- Binepur Location in Uttar Pradesh, India
- Coordinates: 27°07′56″N 78°49′52″E﻿ / ﻿27.13212°N 78.83103°E
- Country: India
- State: Uttar Pradesh
- District: Mainpuri
- Tehsil: Karhal

Area
- • Total: 0.997 km^{2} (0.385 sq mi)

Population (2011)
- • Total: 352
- • Density: 353/km^{2} (914/sq mi)
- Time zone: UTC+5:30 (IST)

= Binepur =

Village in Uttar Pradesh, India

Binepur is a village in Barnahal block of Mainpuri district, Uttar Pradesh, India. As of 2011, it had a population of 352, in 66 households.

== Demographics ==
As of 2011, Binepur had a population of 352, in 66 households. This population was 51.7% male (182) and 48.3% female (170). The 0-6 age group numbered 48 (21 male and 27 female), or 13.6% of the total population. 108 residents were members of Scheduled Castes, or 30.7% of the total.

The 1981 census recorded Binepur as having a population of 196 people, in 45 households.
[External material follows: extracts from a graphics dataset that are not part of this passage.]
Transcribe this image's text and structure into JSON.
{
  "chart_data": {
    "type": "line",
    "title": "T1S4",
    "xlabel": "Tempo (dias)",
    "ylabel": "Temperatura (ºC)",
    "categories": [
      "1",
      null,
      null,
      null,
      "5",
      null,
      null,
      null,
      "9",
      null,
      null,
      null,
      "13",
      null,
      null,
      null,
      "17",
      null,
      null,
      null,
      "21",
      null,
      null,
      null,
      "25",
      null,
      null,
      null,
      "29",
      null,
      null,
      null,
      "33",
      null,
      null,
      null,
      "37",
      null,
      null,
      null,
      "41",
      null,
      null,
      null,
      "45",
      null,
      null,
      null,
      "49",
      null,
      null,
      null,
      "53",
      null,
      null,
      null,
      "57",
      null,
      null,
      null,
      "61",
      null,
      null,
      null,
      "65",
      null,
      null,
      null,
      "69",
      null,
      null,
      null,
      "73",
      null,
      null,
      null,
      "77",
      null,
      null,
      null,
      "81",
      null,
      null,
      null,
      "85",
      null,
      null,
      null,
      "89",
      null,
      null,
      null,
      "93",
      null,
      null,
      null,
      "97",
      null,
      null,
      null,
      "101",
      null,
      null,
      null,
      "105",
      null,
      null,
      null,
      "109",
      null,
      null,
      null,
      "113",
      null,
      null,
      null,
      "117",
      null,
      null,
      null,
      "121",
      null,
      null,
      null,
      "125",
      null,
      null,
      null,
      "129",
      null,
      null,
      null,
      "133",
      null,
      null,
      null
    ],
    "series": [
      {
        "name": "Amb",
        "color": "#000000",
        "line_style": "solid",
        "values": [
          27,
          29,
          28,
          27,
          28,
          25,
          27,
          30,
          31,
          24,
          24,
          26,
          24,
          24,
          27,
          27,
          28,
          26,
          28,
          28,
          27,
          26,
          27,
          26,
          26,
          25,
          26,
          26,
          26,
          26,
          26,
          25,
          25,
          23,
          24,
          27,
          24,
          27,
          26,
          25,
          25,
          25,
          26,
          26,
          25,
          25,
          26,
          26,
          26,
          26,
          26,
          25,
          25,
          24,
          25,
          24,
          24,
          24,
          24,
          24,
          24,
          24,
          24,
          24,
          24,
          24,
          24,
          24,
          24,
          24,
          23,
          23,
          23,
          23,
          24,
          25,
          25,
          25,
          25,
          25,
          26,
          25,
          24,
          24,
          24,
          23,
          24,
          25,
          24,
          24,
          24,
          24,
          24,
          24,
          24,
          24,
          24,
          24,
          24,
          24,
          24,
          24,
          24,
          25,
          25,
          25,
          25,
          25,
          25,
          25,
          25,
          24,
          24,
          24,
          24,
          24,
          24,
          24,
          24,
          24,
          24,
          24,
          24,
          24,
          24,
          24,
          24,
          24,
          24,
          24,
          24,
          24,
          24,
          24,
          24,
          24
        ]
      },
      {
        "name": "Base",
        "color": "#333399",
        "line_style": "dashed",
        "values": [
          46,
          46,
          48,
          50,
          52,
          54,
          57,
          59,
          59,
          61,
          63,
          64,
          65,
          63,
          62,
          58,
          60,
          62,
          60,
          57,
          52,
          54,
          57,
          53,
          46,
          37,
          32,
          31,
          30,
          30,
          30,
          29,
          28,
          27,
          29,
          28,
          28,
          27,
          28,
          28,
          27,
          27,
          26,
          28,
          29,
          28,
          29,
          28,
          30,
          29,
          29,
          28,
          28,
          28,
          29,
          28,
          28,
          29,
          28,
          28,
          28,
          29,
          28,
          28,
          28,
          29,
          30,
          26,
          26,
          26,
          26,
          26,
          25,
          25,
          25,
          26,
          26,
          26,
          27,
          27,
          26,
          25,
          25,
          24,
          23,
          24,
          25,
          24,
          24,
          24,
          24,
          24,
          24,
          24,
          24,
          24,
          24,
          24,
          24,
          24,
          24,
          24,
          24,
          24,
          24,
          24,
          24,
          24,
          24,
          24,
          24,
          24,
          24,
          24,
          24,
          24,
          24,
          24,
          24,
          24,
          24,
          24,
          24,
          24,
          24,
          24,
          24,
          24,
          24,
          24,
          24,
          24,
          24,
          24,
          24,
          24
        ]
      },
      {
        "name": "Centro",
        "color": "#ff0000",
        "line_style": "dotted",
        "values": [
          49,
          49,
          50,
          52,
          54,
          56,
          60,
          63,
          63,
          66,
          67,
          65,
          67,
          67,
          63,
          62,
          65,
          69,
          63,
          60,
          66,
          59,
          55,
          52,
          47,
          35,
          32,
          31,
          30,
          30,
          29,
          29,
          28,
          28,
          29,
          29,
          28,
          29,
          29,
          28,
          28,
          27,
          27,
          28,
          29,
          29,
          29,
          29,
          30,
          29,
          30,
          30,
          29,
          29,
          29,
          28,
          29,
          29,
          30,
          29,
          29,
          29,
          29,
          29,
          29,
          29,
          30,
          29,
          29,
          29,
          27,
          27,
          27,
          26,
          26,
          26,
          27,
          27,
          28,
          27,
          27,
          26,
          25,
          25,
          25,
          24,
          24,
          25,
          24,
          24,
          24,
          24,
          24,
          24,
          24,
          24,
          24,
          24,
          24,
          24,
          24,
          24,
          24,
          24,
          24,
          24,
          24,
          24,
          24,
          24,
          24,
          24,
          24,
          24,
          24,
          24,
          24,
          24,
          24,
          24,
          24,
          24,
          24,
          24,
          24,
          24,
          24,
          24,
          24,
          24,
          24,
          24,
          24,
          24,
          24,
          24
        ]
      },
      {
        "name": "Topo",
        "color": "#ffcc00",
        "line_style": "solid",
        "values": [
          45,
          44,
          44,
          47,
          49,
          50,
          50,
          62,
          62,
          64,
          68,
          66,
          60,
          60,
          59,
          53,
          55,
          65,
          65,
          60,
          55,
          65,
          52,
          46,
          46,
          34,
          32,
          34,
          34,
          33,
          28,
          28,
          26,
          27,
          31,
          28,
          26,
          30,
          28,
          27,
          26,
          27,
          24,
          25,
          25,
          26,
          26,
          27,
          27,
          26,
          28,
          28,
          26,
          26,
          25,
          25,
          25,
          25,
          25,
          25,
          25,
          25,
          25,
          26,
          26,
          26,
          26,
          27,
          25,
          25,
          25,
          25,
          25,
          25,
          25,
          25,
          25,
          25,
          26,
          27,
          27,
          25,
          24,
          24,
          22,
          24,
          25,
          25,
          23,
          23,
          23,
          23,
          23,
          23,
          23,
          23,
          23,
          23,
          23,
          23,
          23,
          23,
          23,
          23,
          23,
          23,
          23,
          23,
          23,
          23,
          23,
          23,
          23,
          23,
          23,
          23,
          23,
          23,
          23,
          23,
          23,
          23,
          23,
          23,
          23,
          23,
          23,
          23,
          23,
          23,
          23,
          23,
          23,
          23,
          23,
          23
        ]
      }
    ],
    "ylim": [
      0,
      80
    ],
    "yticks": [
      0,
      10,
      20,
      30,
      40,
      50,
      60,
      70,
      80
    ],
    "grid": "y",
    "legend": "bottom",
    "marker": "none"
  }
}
The 1961 census recorded Binepur (as "Bineypur") as comprising 2 hamlets, with a total population of 152 people (83 male and 69 female), in 36 households and 25 physical houses. The area of the village was given as 246 acres.

== Infrastructure ==
As of 2011, Binepur had 1 primary school; it did not have any healthcare facilities. Drinking water was provided by hand pump and tube well/borehole; there were no public toilets. The village had a post office but no public library; there was at least some access to electricity for residential and agricultural (but not commercial) purposes. Streets were made of both kachcha and pakka materials.